Despite its toxicity, T. floccosus is one of the ten wild mushrooms most widely consumed by ethnic tribes in Meghalaya, northeast India, and is highly regarded by the Sherpa people in the vicinity of Sagarmatha National Park in Nepal. What is not known is whether the Indian populations of T. floccosus are nontoxic, or whether the local people have developed an immunity to it. It is also enjoyed in Mexico.

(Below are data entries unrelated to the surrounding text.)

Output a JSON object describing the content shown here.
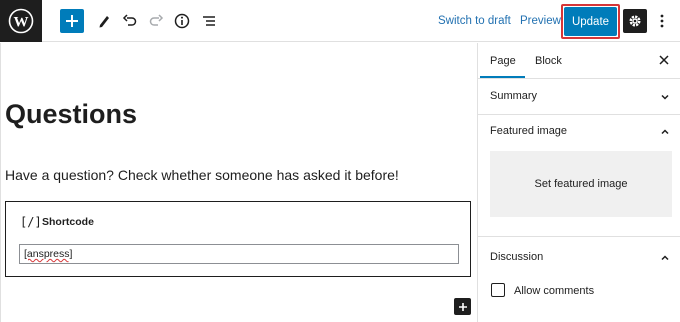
{
  "toolbar": {
    "switch_to_draft": "Switch to draft",
    "preview": "Preview",
    "update": "Update"
  },
  "editor": {
    "title": "Questions",
    "paragraph": "Have a question? Check whether someone has asked it before!",
    "shortcode_block": {
      "icon_glyph": "[/]",
      "label": "Shortcode",
      "value": "[anspress]"
    }
  },
  "sidebar": {
    "tabs": [
      {
        "label": "Page",
        "active": true
      },
      {
        "label": "Block",
        "active": false
      }
    ],
    "panels": {
      "summary": {
        "title": "Summary",
        "expanded": false
      },
      "featured_image": {
        "title": "Featured image",
        "expanded": true,
        "button": "Set featured image"
      },
      "discussion": {
        "title": "Discussion",
        "expanded": true,
        "allow_comments_label": "Allow comments",
        "allow_comments_checked": false
      }
    }
  },
  "colors": {
    "accent": "#007cba",
    "highlight_outline": "#d63638",
    "dark": "#1e1e1e",
    "link": "#2271b1"
  },
  "icons": [
    "wordpress-logo-icon",
    "plus-icon",
    "pencil-icon",
    "undo-icon",
    "redo-icon",
    "info-icon",
    "list-view-icon",
    "gear-icon",
    "more-vertical-icon",
    "close-icon",
    "chevron-down-icon",
    "chevron-up-icon"
  ]
}
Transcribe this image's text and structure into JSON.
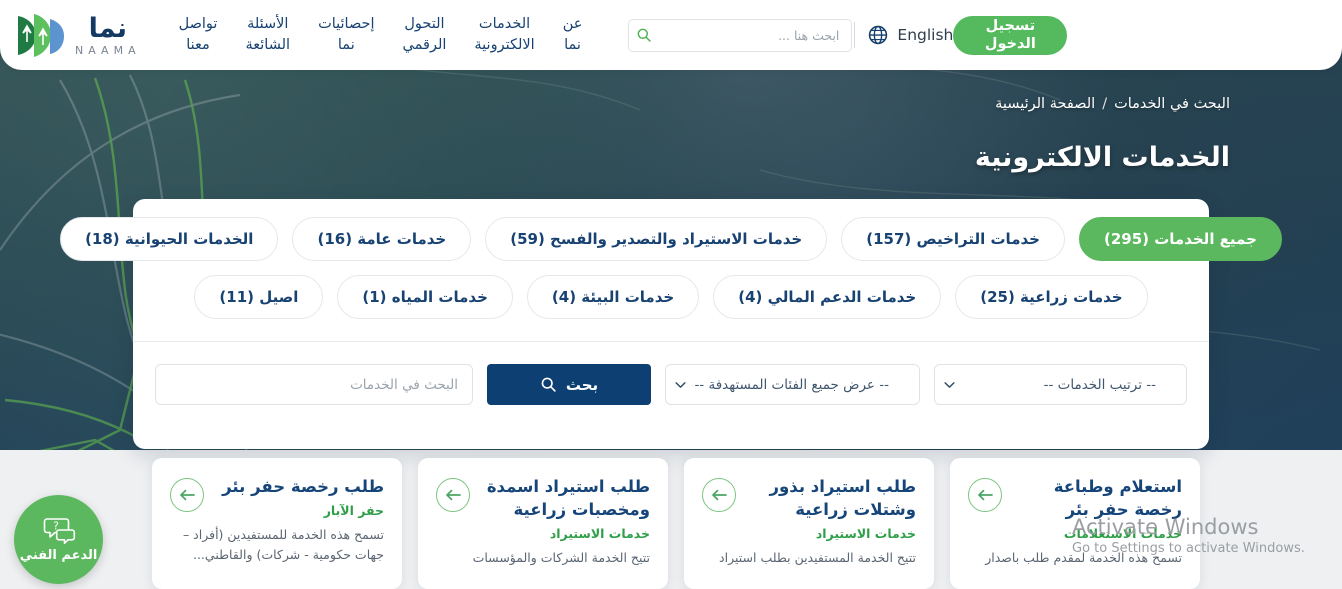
{
  "brand": {
    "arabic": "نما",
    "latin": "NAAMA",
    "logo_icon": "naama-leaf-logo"
  },
  "header": {
    "nav": [
      {
        "label": "عن\nنما",
        "name": "about"
      },
      {
        "label": "الخدمات\nالالكترونية",
        "name": "e-services"
      },
      {
        "label": "التحول\nالرقمي",
        "name": "digital-transformation"
      },
      {
        "label": "إحصائيات\nنما",
        "name": "statistics"
      },
      {
        "label": "الأسئلة\nالشائعة",
        "name": "faq"
      },
      {
        "label": "تواصل\nمعنا",
        "name": "contact"
      }
    ],
    "search_placeholder": "ابحث هنا ...",
    "search_value": "",
    "search_icon": "search-icon",
    "language_label": "English",
    "language_icon": "globe-icon",
    "login_label": "تسجيل\nالدخول"
  },
  "hero": {
    "breadcrumb": {
      "home": "الصفحة الرئيسية",
      "separator": "/",
      "current": "البحث في الخدمات"
    },
    "title": "الخدمات الالكترونية"
  },
  "categories": {
    "row1": [
      {
        "label": "جميع الخدمات (295)",
        "active": true
      },
      {
        "label": "خدمات التراخيص (157)",
        "active": false
      },
      {
        "label": "خدمات الاستيراد والتصدير والفسح (59)",
        "active": false
      },
      {
        "label": "خدمات عامة (16)",
        "active": false
      },
      {
        "label": "الخدمات الحيوانية (18)",
        "active": false
      }
    ],
    "row2": [
      {
        "label": "خدمات زراعية (25)",
        "active": false
      },
      {
        "label": "خدمات الدعم المالي (4)",
        "active": false
      },
      {
        "label": "خدمات البيئة (4)",
        "active": false
      },
      {
        "label": "خدمات المياه (1)",
        "active": false
      },
      {
        "label": "اصيل (11)",
        "active": false
      }
    ]
  },
  "filters": {
    "sort_select": "-- ترتيب الخدمات --",
    "audience_select": "-- عرض جميع الفئات المستهدفة --",
    "search_button": "بحث",
    "search_button_icon": "search-icon",
    "search_placeholder": "البحث في الخدمات",
    "search_value": ""
  },
  "cards": [
    {
      "title": "استعلام وطباعة رخصة حفر بئر",
      "category": "خدمات الاستعلامات",
      "description": "تسمح هذه الخدمة لمقدم طلب باصدار",
      "arrow_icon": "arrow-left-icon"
    },
    {
      "title": "طلب استيراد بذور وشتلات زراعية",
      "category": "خدمات الاستيراد",
      "description": "تتيح الخدمة المستفيدين بطلب استيراد",
      "arrow_icon": "arrow-left-icon"
    },
    {
      "title": "طلب استيراد اسمدة ومخصبات زراعية",
      "category": "خدمات الاستيراد",
      "description": "تتيح الخدمة الشركات والمؤسسات",
      "arrow_icon": "arrow-left-icon"
    },
    {
      "title": "طلب رخصة حفر بئر",
      "category": "حفر الآبار",
      "description": "تسمح هذه الخدمة للمستفيدين (أفراد – جهات حكومية - شركات) والقاطني...",
      "arrow_icon": "arrow-left-icon"
    }
  ],
  "support": {
    "label": "الدعم الفني",
    "icon": "chat-question-icon"
  },
  "watermark": {
    "line1": "Activate Windows",
    "line2": "Go to Settings to activate Windows."
  },
  "colors": {
    "brand_navy": "#143a63",
    "brand_green": "#5cb85f",
    "button_navy": "#0d3f72",
    "category_green": "#2f9e48"
  }
}
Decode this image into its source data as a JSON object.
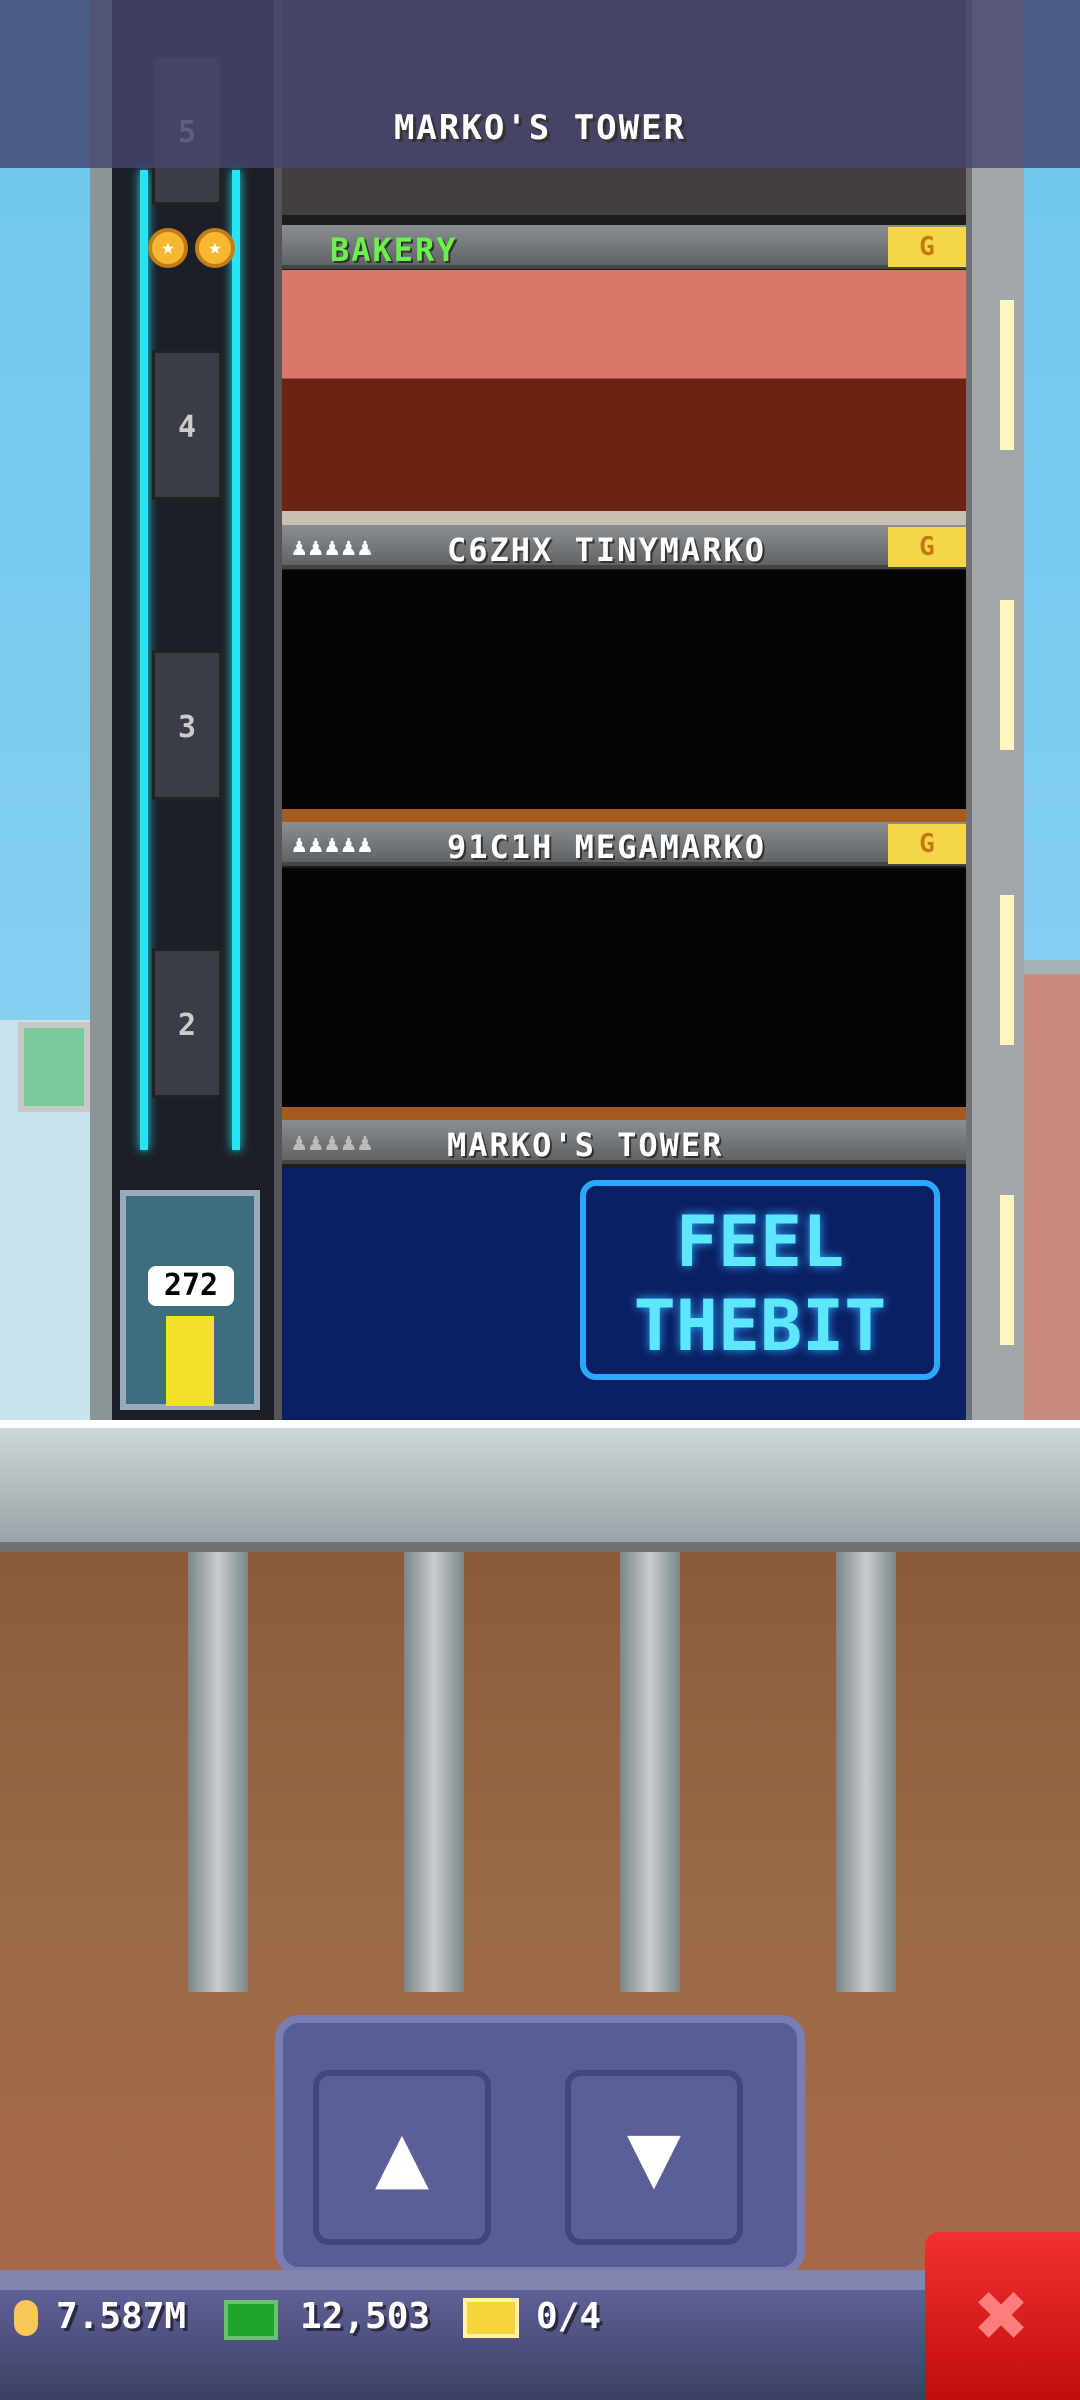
{
  "header": {
    "title": "MARKO'S TOWER"
  },
  "elevator": {
    "floor_numbers": [
      "5",
      "4",
      "3",
      "2"
    ],
    "car_counter": "272",
    "stars": 2
  },
  "floors": [
    {
      "label": "BAKERY",
      "badge": "G",
      "type": "bakery"
    },
    {
      "label": "C6ZHX TINYMARKO",
      "people": "♟♟♟♟♟",
      "badge": "G",
      "type": "apartment"
    },
    {
      "label": "91C1H MEGAMARKO",
      "people": "♟♟♟♟♟",
      "badge": "G",
      "type": "apartment"
    },
    {
      "label": "MARKO'S TOWER",
      "people": "♟♟♟♟♟",
      "type": "lobby",
      "sign": "FEEL THEBIT"
    }
  ],
  "controls": {
    "up_label": "▲",
    "down_label": "▼"
  },
  "status_bar": {
    "coins": "7.587M",
    "bux": "12,503",
    "golden_tickets": "0/4"
  },
  "close_button": {
    "label": "✖"
  },
  "colors": {
    "bakery_label": "#6cf04a",
    "cable": "#26e4f4",
    "close": "#e31e1e",
    "bar": "#55568a"
  }
}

American mycologist David Arora reported that some enjoyed it while he felt it had a strong sour taste.
The fruit body of T. floccosus produces oxylipin (lipids generated by oxygenation of fatty acids) that are active against the fungal plant pathogens Colletotrichum fragariae, C. gloeosporioides, and C. acutatum. Extracts of the fungus have shown in standard laboratory tests to have antimicrobial activity against several human pathogenic strains. T. floccosus also contains the dicatecholspermidine derivative pistillarin, a compound that inhibits DNA damage by hydroxyl radicals generated by the Fenton reaction. Pistillarin is responsible for the green color obtained when iron salts are applied to the fruit body surface.